Recent works showed that GANs might leak information regarding their training data samples.
This makes GANs vulnerable to Membership Inference Attacks (MIAs)
- Score: 30.668589815716775
- License: http://arxiv.org/licenses/nonexclusive-distrib/1.0/
- Abstract: Generative Adversarial Networks (GANs) have been widely used for generating
synthetic data for cases where there is a limited size real-world dataset or
when data holders are unwilling to share their data samples. Recent works
showed that GANs, due to overfitting and memorization, might leak information
regarding their training data samples. This makes GANs vulnerable to Membership
Inference Attacks (MIAs). Several defense strategies have been proposed in the
literature to mitigate this privacy issue. Unfortunately, defense strategies
based on differential privacy are proven to reduce extensively the quality of
the synthetic data points. On the other hand, more recent frameworks such as
PrivGAN and PAR-GAN are not suitable for small-size training datasets. In the
present work, the overfitting in GANs is studied in terms of the discriminator,
and a more general measure of overfitting based on the Bhattacharyya
coefficient is defined. Then, inspired by Fano's inequality, our first defense
mechanism against MIAs is proposed. This framework, which requires only a
simple modification in the loss function of GANs, is referred to as the maximum
entropy GAN or MEGAN and significantly improves the robustness of GANs to MIAs.
As a second defense strategy, a more heuristic model based on minimizing the
information leaked from generated samples about the training data points is
presented.

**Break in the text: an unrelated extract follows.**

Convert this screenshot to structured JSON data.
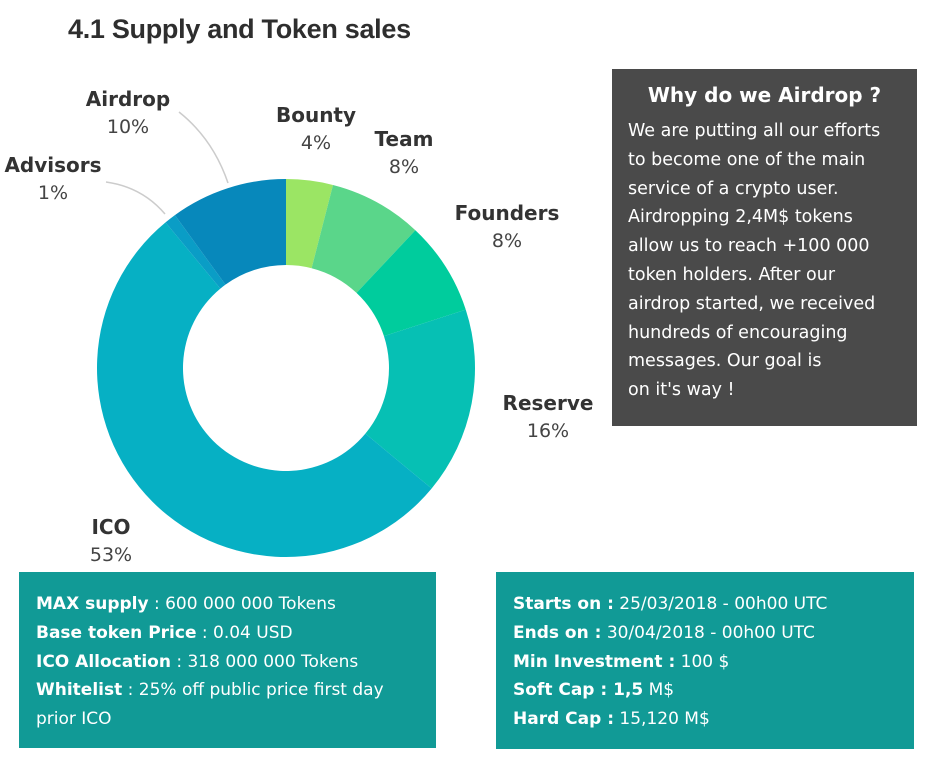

This approach is referred to as mutual information minimization GAN
(MIMGAN) and uses a variational representation of the mutual information to
minimize the information that a synthetic sample might leak about the whole
training data set. Applying the proposed frameworks to some commonly used data
sets against state-of-the-art MIAs reveals that the proposed methods can reduce
the accuracy of the adversaries to the level of random guessing accuracy with a
small reduction in the quality of the synthetic data samples.